December 3rd, 2018 7:30 AM

Appearing as a guest on Sunday's Reliable Sources on CNN, former longtime ABC News reporter Sam Donaldson misleadingly tried to tie Ronald Reagan to the Massachusetts prison furlough program supported by Michael Dukakis which allowed convicted murderer Willie Horton to escape prison and attack others.

But Donaldson did not inform viewers that the Massachusetts program was unusually liberal compared to other states and that it allowed murderers serving life prison sentences to have time out of prison before their parole release dates had even been set.
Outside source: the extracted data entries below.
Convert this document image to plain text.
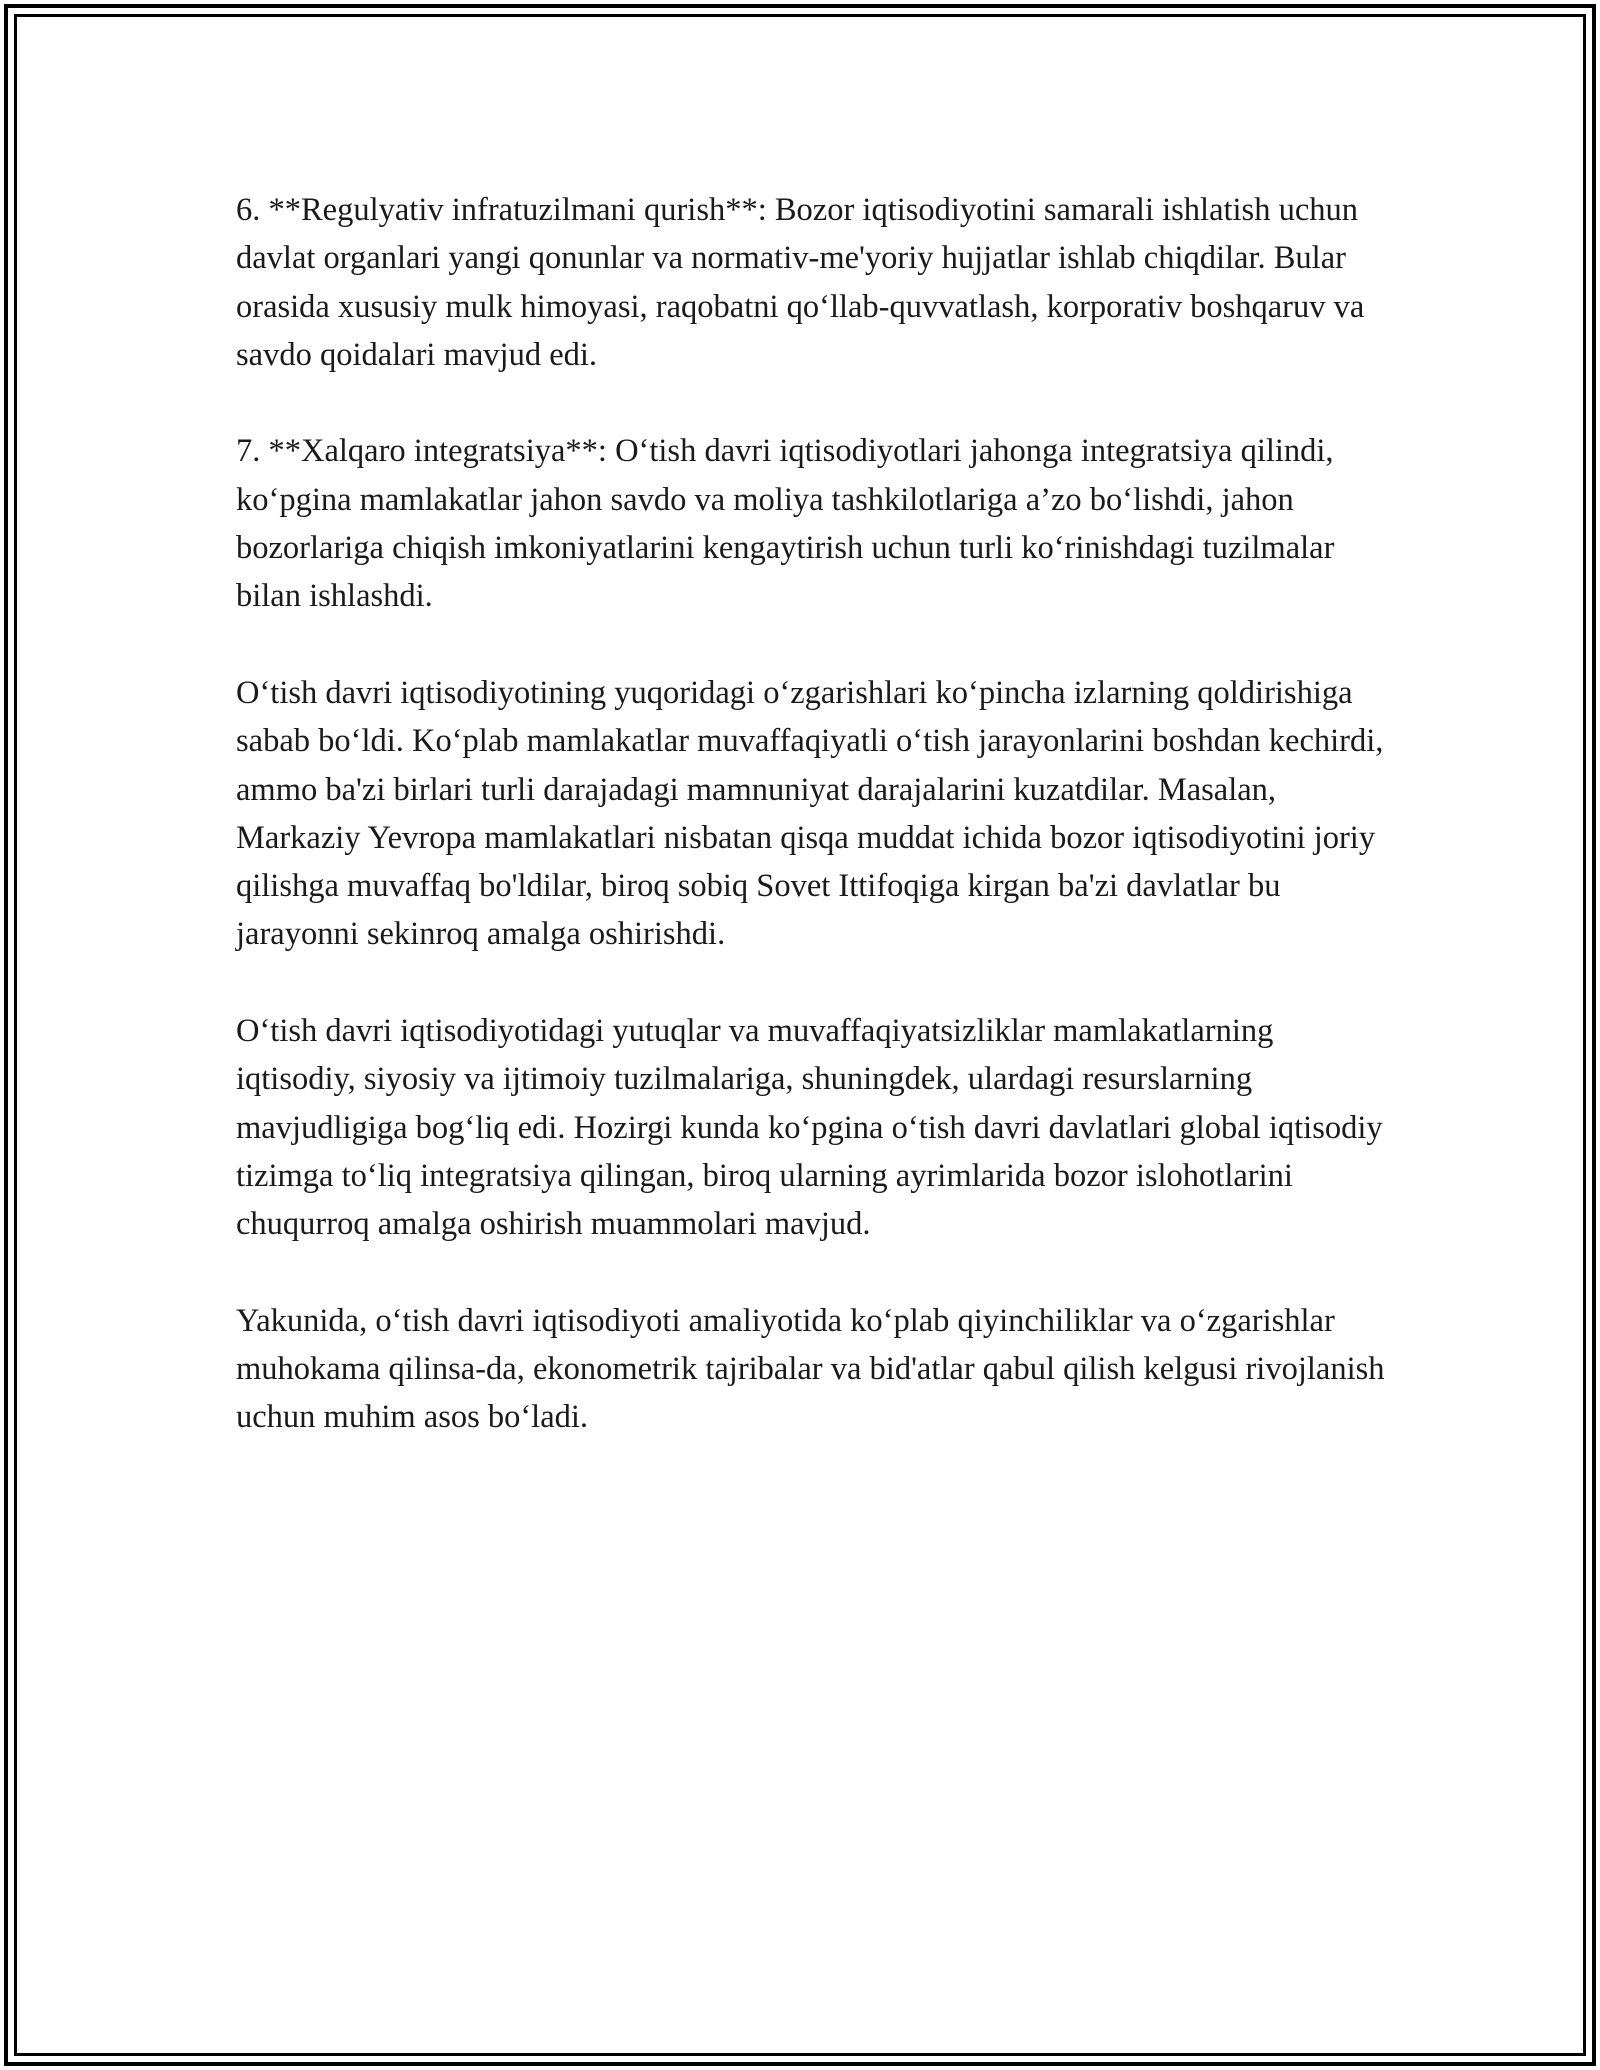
6. **Regulyativ infratuzilmani qurish**: Bozor iqtisodiyotini samarali ishlatish uchun davlat organlari yangi qonunlar va normativ-me'yoriy hujjatlar ishlab chiqdilar. Bular orasida xususiy mulk himoyasi, raqobatni qo‘llab-quvvatlash, korporativ boshqaruv va savdo qoidalari mavjud edi.

7. **Xalqaro integratsiya**: O‘tish davri iqtisodiyotlari jahonga integratsiya qilindi, ko‘pgina mamlakatlar jahon savdo va moliya tashkilotlariga a’zo bo‘lishdi, jahon bozorlariga chiqish imkoniyatlarini kengaytirish uchun turli ko‘rinishdagi tuzilmalar bilan ishlashdi.

O‘tish davri iqtisodiyotining yuqoridagi o‘zgarishlari ko‘pincha izlarning qoldirishiga sabab bo‘ldi. Ko‘plab mamlakatlar muvaffaqiyatli o‘tish jarayonlarini boshdan kechirdi, ammo ba'zi birlari turli darajadagi mamnuniyat darajalarini kuzatdilar. Masalan, Markaziy Yevropa mamlakatlari nisbatan qisqa muddat ichida bozor iqtisodiyotini joriy qilishga muvaffaq bo'ldilar, biroq sobiq Sovet Ittifoqiga kirgan ba'zi davlatlar bu jarayonni sekinroq amalga oshirishdi.

O‘tish davri iqtisodiyotidagi yutuqlar va muvaffaqiyatsizliklar mamlakatlarning iqtisodiy, siyosiy va ijtimoiy tuzilmalariga, shuningdek, ulardagi resurslarning mavjudligiga bog‘liq edi. Hozirgi kunda ko‘pgina o‘tish davri davlatlari global iqtisodiy tizimga to‘liq integratsiya qilingan, biroq ularning ayrimlarida bozor islohotlarini chuqurroq amalga oshirish muammolari mavjud.

Yakunida, o‘tish davri iqtisodiyoti amaliyotida ko‘plab qiyinchiliklar va o‘zgarishlar muhokama qilinsa-da, ekonometrik tajribalar va bid'atlar qabul qilish kelgusi rivojlanish uchun muhim asos bo‘ladi.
After beginning the show by having a mostly positive discussion about former President George H.W. Bush, the panel shifted to criticism of the former President over his attacks on 1988 Democratic candidate Dukakis for supporting a furlough program that allowed Horton to go free. Host Brian Stelter posed:

 

 

Sam, was it really a kinder, gentler time the way it's sometimes recalled? I mean, think about 1988, the Bush campaign, Lee Atwater was the campaign manager. Roger Ailes was a media consultant. This famous Willie Horton ad that supported the Bush campaign tore down Dukakis.

Pretty ugly kind of campaigning, and yet it seems H.W. Bush really separated campaigning from governing and saw a big difference between the two. But was it really a kinder, gentler time?

Donaldson lamented:

I think the Ailes-Atwater combination in 1988 took politics to a terrible level that it had not been before. Politics has always been at a terrible level in many respects, but they took it farther. Willie Horton -- I've interviewed Willie Horton after the election in the prison where he resides in Baltimore in the state penitentiary in Maryland.

He then added:

Lee Atwater said to reporters, 'I'm going to make Willie Horton the most famous black man in America,' because he'd been released on a weekend -- he raped a woman in Maryland and savaged her boyfriend, and they blamed Governor Dukakis's program.

Notably, a Google search shows no sign other than Donaldson's recollection that Atwater made such a statement about making Horton "the most famous black man."

Donaldson then tried to provide cover for Dukakis's liberal views on crime as he continued:

Of course it was a program brought to Massachsetts by a Republican governor who took it from another Republican governor who was the first one in the nation to have a weekend release program. That man's name is Ronald Reagan.

Not only did the veteran journalist not note any differences between the Reagan-supported program in California and the one in Massachusetts, he also did not mention reports that Dukakis had resisted making the program more strict even if he was not the one who initially started it, thus making him have some responsibility for the flawed way that it operated.